Комната была довольно большая, с эстрадной площадкой, с громадным окном во всю стену, на полу лежал ковер, стены затянуты светлым сукном. Маленькое черное пианино было почти вплотную придвинуто к стене. Тут вошла молодая дама мощного сложения, отодвинула инструмент от стены, вытянула из-под него круглый табурет, открыла крышку и тихо заиграла незнакомую Марусе музыку. Яков, конечно же, узнал бы композитора…
Маруся озиралась в поисках стула, не нашла, вышла в коридор, но никакого стула и там не оказалось. Пока она бродила по коридору, в зале появилась стайка молодых женщин, босых, в коротких туниках, а Элла Ивановна произносила перед ними речь. Ученицы как будто и не слышали ее, бродили по сценической площадке, разбрасывая небрежно руки и ноги, хаотически, несогласованно.

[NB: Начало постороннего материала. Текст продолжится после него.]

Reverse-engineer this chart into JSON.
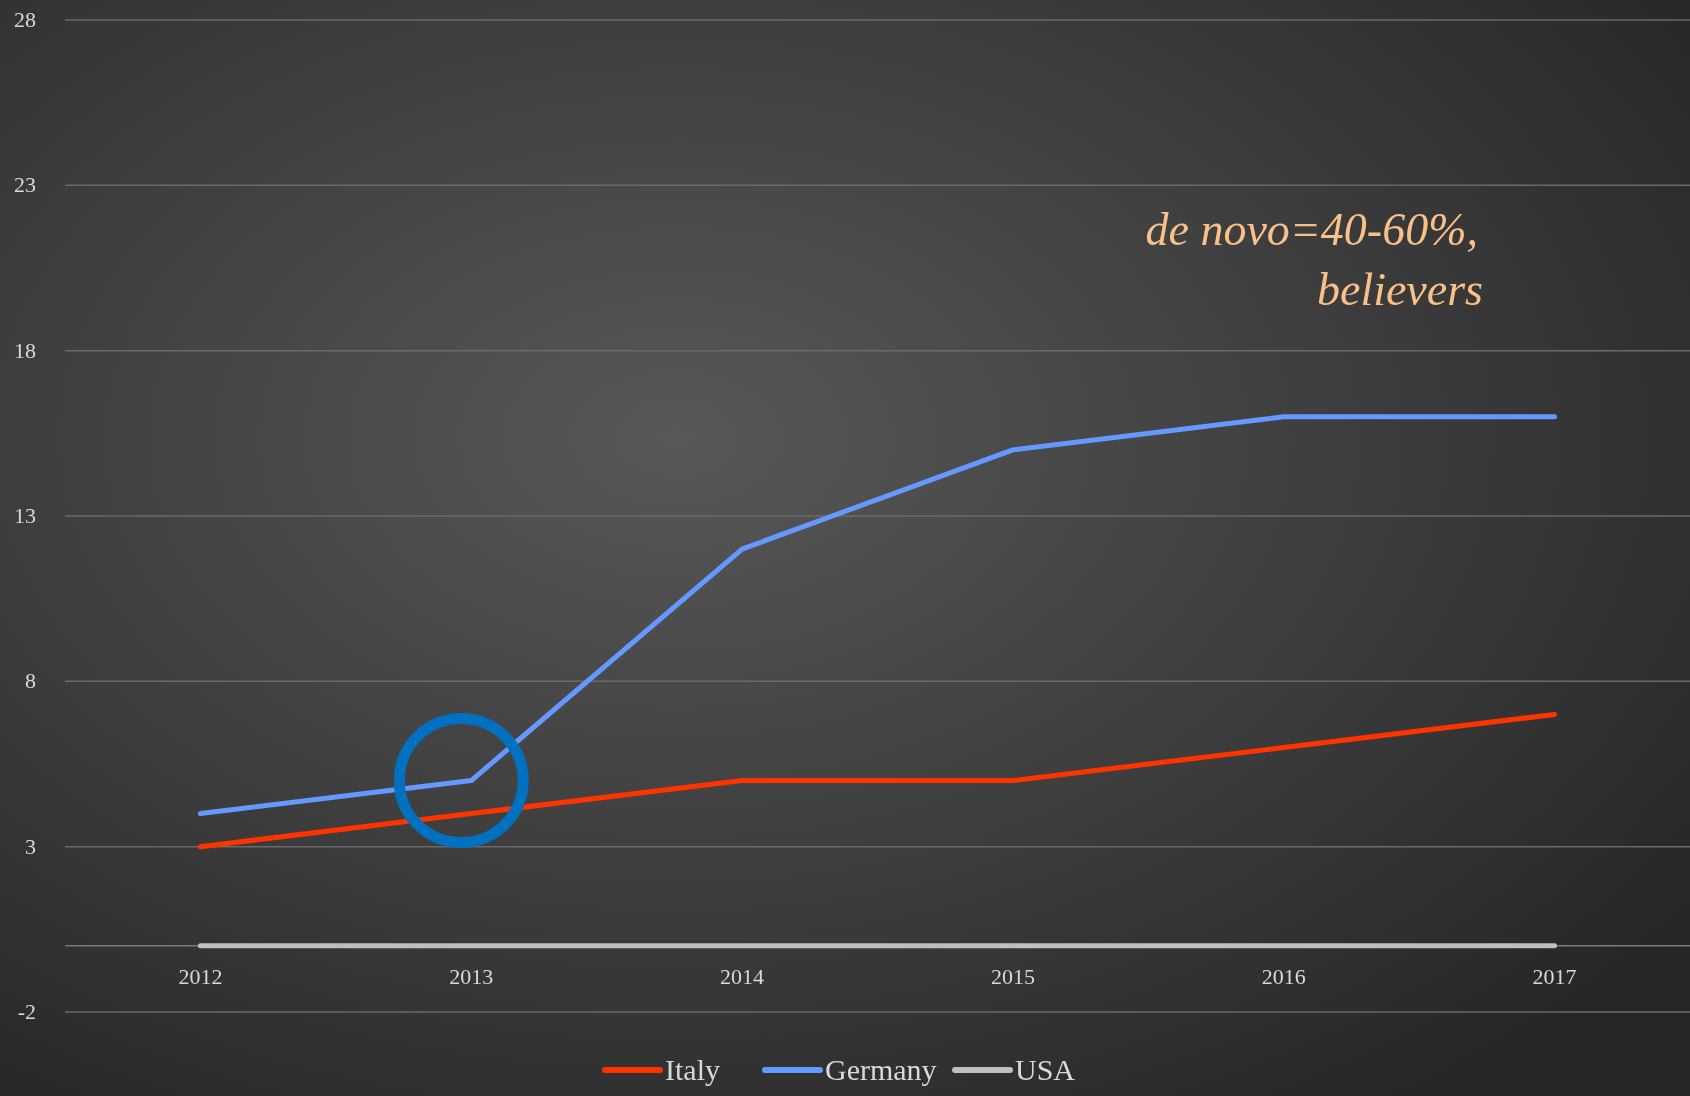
{
  "chart_data": {
    "type": "line",
    "categories": [
      "2012",
      "2013",
      "2014",
      "2015",
      "2016",
      "2017"
    ],
    "series": [
      {
        "name": "Italy",
        "color": "#ff3300",
        "values": [
          3,
          4,
          5,
          5,
          6,
          7
        ]
      },
      {
        "name": "Germany",
        "color": "#6699ff",
        "values": [
          4,
          5,
          12,
          15,
          16,
          16
        ]
      },
      {
        "name": "USA",
        "color": "#bfbfbf",
        "values": [
          0,
          0,
          0,
          0,
          0,
          0
        ]
      }
    ],
    "ylim": [
      -2,
      28
    ],
    "yticks": [
      -2,
      3,
      8,
      13,
      18,
      23,
      28
    ],
    "grid": "y",
    "legend": "bottom",
    "marker": "none",
    "line_style": "solid",
    "annotations": [
      "de novo=40-60%, believers"
    ]
  }
}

Музыка продолжала тихо играть.
– Так, так, так… Наташа, Наташа, я повторяю для вас – каждое движение происходит с наименьшей затратой сил, вы поднимаете руку, начинаете это движение от кисти, от локтя, требуется только легкое напряжение плечевого мускула, а все остальные мускулы в полном покое! Это основа основ! Освободите руку от ненужного напряжения, ваше движение станет пластичным, естественным! Остановитесь! Замрите! Вот, вы должны почувствовать вес руки, вес тела, вес его отдельных членов… Наташа, посмотрите на Элизу… Вот, вот… Именно таким путем восстанавливается единство, которое нарушено нашей неестественной одеждой, нелепыми привычками… К нам возвращаются те пластические движения, которые мы наблюдаем на античных вазах, в греческих скульптурах. Мы их потеряли! Поднять руку, поднять колено, развернуть корпус! Лучше, уже лучше… Так, все остановились. Канат, пожалуйста!

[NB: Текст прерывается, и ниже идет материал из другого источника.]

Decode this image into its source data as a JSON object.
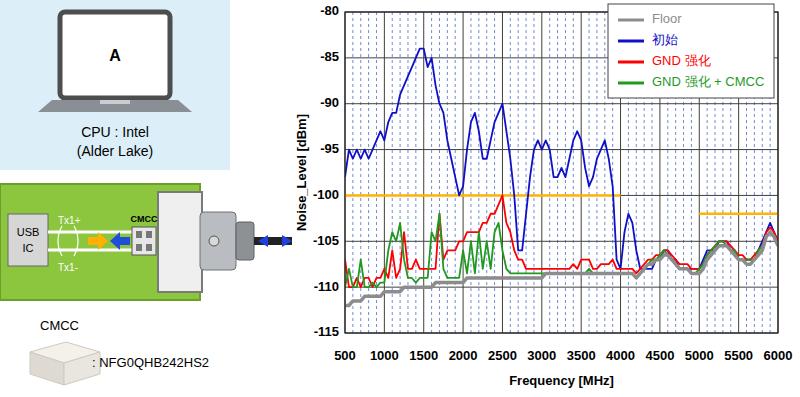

Маруся, не найдя стула, сначала стояла возле двери, потом, чтобы получше слышать слова Эллы Ивановны, слегка заглушаемые музыкой, передвинулась вдоль стены и села на пол, подобрав под себя колени. Она из лекций Рабенек уже знала и про античную скульптуру, и про барельефы, и про внутреннюю логику жеста, но сейчас у нее просто все тело томилось, так хотелось ее рукам, ногам, спине жить под музыку, скакать, прыгать, выражаться бессловесно.

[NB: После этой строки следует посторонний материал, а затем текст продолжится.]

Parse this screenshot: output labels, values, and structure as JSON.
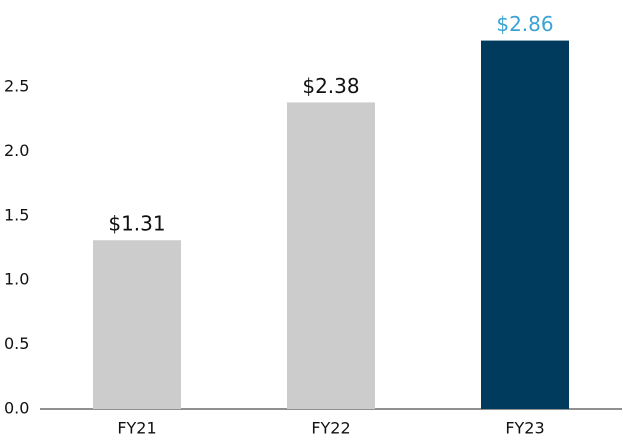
{
  "chart_data": {
    "type": "bar",
    "categories": [
      "FY21",
      "FY22",
      "FY23"
    ],
    "values": [
      1.31,
      2.38,
      2.86
    ],
    "value_labels": [
      "$1.31",
      "$2.38",
      "$2.86"
    ],
    "colors": [
      "#cccccc",
      "#cccccc",
      "#003a5d"
    ],
    "value_label_colors": [
      "#111111",
      "#111111",
      "#3aa3d4"
    ],
    "ylim": [
      0,
      3.175
    ],
    "yticks": [
      {
        "value": 0,
        "label": "0.0"
      },
      0.5,
      {
        "value": 1,
        "label": "1.0"
      },
      1.5,
      {
        "value": 2,
        "label": "2.0"
      },
      2.5
    ],
    "grid": false
  }
}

Тем временем натянули канат и Рабенек сама поднялась на сцену. Она махнула рукой таперше и сказала одно неизвестное Марусе слово и – Скрябина, пожалуйста! И заиграла другая, совсем новая музыка. Элла Ивановна перепрыгнула через канат – странным медлительным движением, как будто перекатилась через него. И все начали прыгать – но не упуская при этом звучащей музыки. Потом учительница попросила убрать музыку – теперь каждый работает со своим собственным ритмом.
– Ищем, ищем свой ритм, свой собственный ритм!
И все поскакали по сцене, беспорядочно и совместно, а Маруся стащила с себя ботики и пошла скакать со всеми…
– Отлично! Отлично! Вот актерская жилка! – похвалила Элла Ивановна Марусю, и та вся наполнилась силой и легкостью и скакала со всеми до перерыва.
В перерыве Элла Ивановна подошла к Марусе:
– В переодевальной комнате вам кто-нибудь из наших учениц даст хитон, вы можете продолжать с нами занятия.
В тот же вечер Маруся написала письмо Якову. Она сообщила, что успешно прошла испытания, что с осени будет заниматься в студии Рабенек, что надо сделать все возможное, чтобы перебраться в Москву, потому что она уверена: их будущая жизнь связана с Москвой…
Это было первое из писем той обширной переписки, которая длилась двадцать пять лет, а потом в тщательно упакованном свертке пролежала в ивовом сундуке в коммуналке на Поварской еще двадцать пять лет, и теперь, после смерти Маруси, переехала на Никитский бульвар и лежала у ее внучки Норы, ожидая прочтения.